PERFORMANCES THIS WEEK INCLUDED the Phoenix Dance Company at the Royal Northern College of Music, The Halle at the Bridgewater Hall, Pucho at Band on the Wall, Evolution: Body at the Royal Exchange Studio, The Caucasian Chalk Circle at the Royal Exchange, The Corrs at the MEN Arena, and many more. And one piece of good news for theatre-goers: Bolton's Octagon theatre has been saved with a £250,000 cash input.
FRIDAY'S M.E.N. WEIGHED IN AT OVER 250 grams - by my reckoning - over half a pound - and all for 10p. The local paper I spend so much of my time perusing is certainly crammed with stuff from cover to cover. Of particular interest to Mancunophiles is a new daily historical account by Tom Waghorn and others, documenting the history of Manchester. In Friday's "Girl About Town" writer Tania Branigan visits a different local district, this week it was Mossley. The guided walks by John and Anne Nuttall provide interesting and informative ideas for days out on foot. Saturdays' article featured a walk around Elton reservoir, near Bury. "Memories", also on Saturdays covers local history, with letters and pictures sent by readers. And if you're looking for long lost relatives or friends, "In Touch", on the next page, may help you to find them. "In Touch" also appears on Manchester Online.
A DINNER LADY WHO TOLD SECRETS OF HER SEX LIFE to a magazine was moved from the Roman Catholic Mount Carmel School in Alderley Edge. Cath Irvine, 27 revealed to the magazine "Chat" how she and her husband Stuart, 36, attend sex-swap parties. But when senior staff at the school heard about the article, they made their disapproval clear, and the contract catering firm who employed her decided to move her. The story received a lot of publicity, which is probably the opposite of what the school bosses intended. I can't imagine any of the dinner ladies at my school (Xaverian) getting up to stuff like that.

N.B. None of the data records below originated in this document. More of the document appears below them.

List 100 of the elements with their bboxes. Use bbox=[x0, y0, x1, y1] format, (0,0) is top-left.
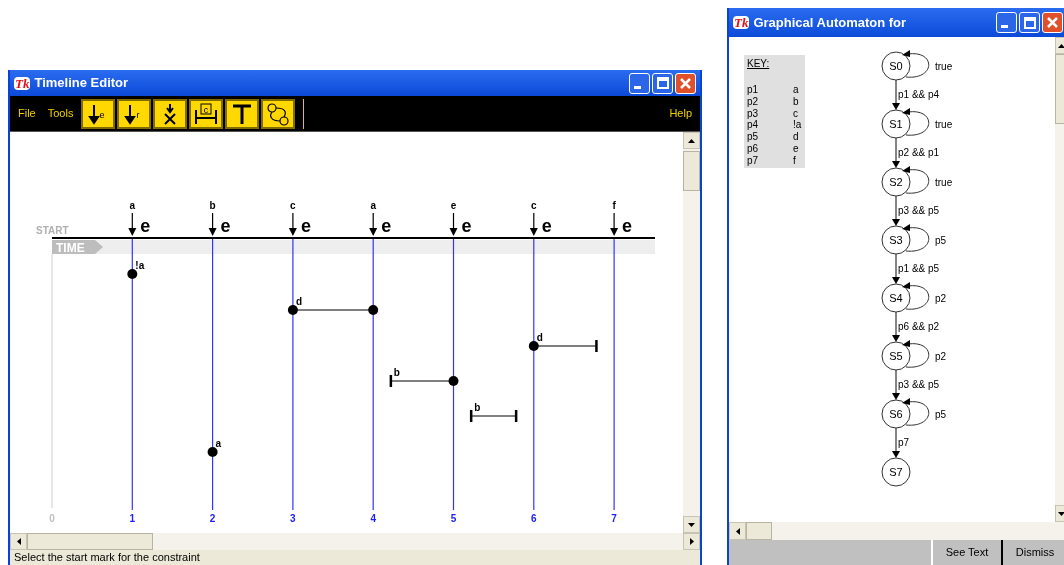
scroll-up-button[interactable] bbox=[683, 132, 700, 149]
scroll-thumb[interactable] bbox=[683, 151, 700, 191]
minimize-icon bbox=[1001, 25, 1008, 28]
constraint-label: b bbox=[393, 367, 400, 378]
constraint-point bbox=[127, 269, 138, 279]
start-label: START bbox=[36, 225, 69, 236]
event-marker: e bbox=[541, 216, 552, 236]
key-proposition: p7 bbox=[747, 154, 759, 166]
left-arrow-icon bbox=[735, 527, 740, 535]
key-proposition: p2 bbox=[747, 95, 759, 107]
transition-arrow bbox=[892, 369, 900, 400]
close-icon bbox=[680, 77, 691, 89]
constraint-label: !a bbox=[135, 260, 145, 271]
scroll-thumb[interactable] bbox=[27, 533, 153, 550]
event-arrow bbox=[288, 212, 297, 236]
transition-label: p1 && p5 bbox=[898, 263, 940, 274]
scroll-left-button[interactable] bbox=[10, 533, 27, 550]
key-value: e bbox=[793, 143, 799, 154]
state-node: S6 bbox=[881, 399, 911, 429]
key-proposition: p3 bbox=[747, 107, 759, 119]
transition-label: p2 && p1 bbox=[898, 147, 940, 158]
axis-tick-label: 2 bbox=[209, 513, 216, 524]
maximize-button[interactable] bbox=[1019, 12, 1040, 33]
minimize-icon bbox=[634, 85, 641, 89]
axis-tick-label: 4 bbox=[370, 513, 376, 524]
event-marker: e bbox=[461, 216, 472, 236]
scroll-down-button[interactable] bbox=[683, 516, 700, 533]
scroll-thumb[interactable] bbox=[1055, 54, 1064, 124]
self-loop-arrow bbox=[902, 108, 930, 136]
menu-item[interactable]: Tools bbox=[47, 105, 74, 122]
transition-arrow bbox=[892, 137, 900, 168]
menu-item[interactable]: Help bbox=[669, 105, 692, 122]
transition-arrow bbox=[892, 79, 900, 110]
scroll-thumb[interactable] bbox=[746, 522, 772, 540]
close-button[interactable] bbox=[1042, 12, 1063, 33]
scroll-up-button[interactable] bbox=[1055, 37, 1064, 54]
key-heading: KEY: bbox=[747, 58, 770, 69]
key-proposition: p5 bbox=[747, 131, 759, 143]
key-value: c bbox=[793, 107, 798, 119]
minimize-button[interactable] bbox=[996, 12, 1017, 33]
event-marker: e bbox=[220, 216, 231, 236]
maximize-button[interactable] bbox=[652, 72, 673, 94]
key-proposition: p6 bbox=[747, 143, 759, 154]
maximize-icon bbox=[1023, 16, 1036, 29]
constraint-interval bbox=[389, 375, 459, 387]
event-arrow bbox=[449, 212, 458, 236]
state-node: S7 bbox=[881, 457, 911, 487]
event-label: f bbox=[612, 200, 616, 211]
scroll-down-button[interactable] bbox=[1055, 505, 1064, 522]
state-node: S0 bbox=[881, 51, 911, 81]
state-node: S2 bbox=[881, 167, 911, 197]
key-value: a bbox=[793, 84, 799, 95]
tee-tool[interactable] bbox=[225, 98, 260, 129]
scroll-left-button[interactable] bbox=[729, 522, 746, 540]
self-loop-arrow bbox=[902, 50, 930, 78]
transition-arrow bbox=[892, 427, 900, 458]
constraint-interval bbox=[528, 340, 598, 352]
constraint-label: b bbox=[474, 402, 481, 413]
loop-label: p2 bbox=[935, 293, 947, 304]
state-node: S3 bbox=[881, 225, 911, 255]
axis-tick-label: 6 bbox=[531, 513, 537, 524]
axis-tick-label: 0 bbox=[49, 513, 55, 524]
key-value: b bbox=[793, 95, 799, 107]
menu-item[interactable]: File bbox=[18, 105, 36, 122]
left-arrow-icon bbox=[16, 538, 21, 545]
loop-label: p2 bbox=[935, 351, 947, 362]
scroll-right-button[interactable] bbox=[683, 533, 700, 550]
down-arrow-icon bbox=[688, 522, 695, 527]
state-node: S4 bbox=[881, 283, 911, 313]
event-label: c bbox=[531, 200, 537, 211]
minimize-button[interactable] bbox=[629, 72, 650, 94]
close-button[interactable] bbox=[675, 72, 696, 94]
up-arrow-icon bbox=[688, 138, 695, 143]
transition-label: p1 && p4 bbox=[898, 89, 940, 100]
key-value: d bbox=[793, 131, 799, 143]
cycle-icon bbox=[265, 101, 292, 126]
axis-tick-label: 5 bbox=[450, 513, 457, 524]
loop-label: true bbox=[935, 61, 953, 72]
down-arrow-icon bbox=[1057, 511, 1064, 516]
app-logo: Tk bbox=[14, 76, 31, 90]
app-logo: Tk bbox=[733, 16, 750, 29]
transition-arrow bbox=[892, 253, 900, 284]
cycle-tool[interactable] bbox=[261, 98, 296, 129]
transition-arrow bbox=[892, 195, 900, 226]
transition-label: p3 && p5 bbox=[898, 205, 940, 216]
key-proposition: p1 bbox=[747, 84, 759, 95]
loop-label: p5 bbox=[935, 409, 947, 420]
event-arrow bbox=[610, 212, 619, 236]
arrow-cross-tool[interactable] bbox=[153, 98, 188, 129]
loop-label: p5 bbox=[935, 235, 947, 246]
event-arrow bbox=[529, 212, 538, 236]
window-title: Graphical Automaton for bbox=[753, 13, 908, 32]
event-arrow bbox=[128, 212, 137, 236]
maximize-icon bbox=[656, 77, 669, 89]
self-loop-arrow bbox=[902, 340, 930, 368]
axis-tick-label: 1 bbox=[129, 513, 136, 524]
axis-tick-label: 3 bbox=[290, 513, 296, 524]
event-label: a bbox=[129, 200, 136, 211]
state-node: S1 bbox=[881, 109, 911, 139]
key-proposition: p4 bbox=[747, 119, 759, 131]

SNOW FELL IN THE MANCHESTER AREA last night, and I saw cars this morning with the white stuff on the roof, but here close to the centre of the city, we saw hardly any at all. Yesterday was the best day of the week, with lots of sunshine - I was out with my cameras all day, finishing up at Harthead Pike near Mossley, where there was an icy wind blowing in from the north. The rest of the week was mostly cloudy and misty, with milder temperatures. In the latter part of last week, strong winds tore the roof off a building in Ashton. The cold weather is going to continue, so say weather forecasters, I'm hoping for more snow.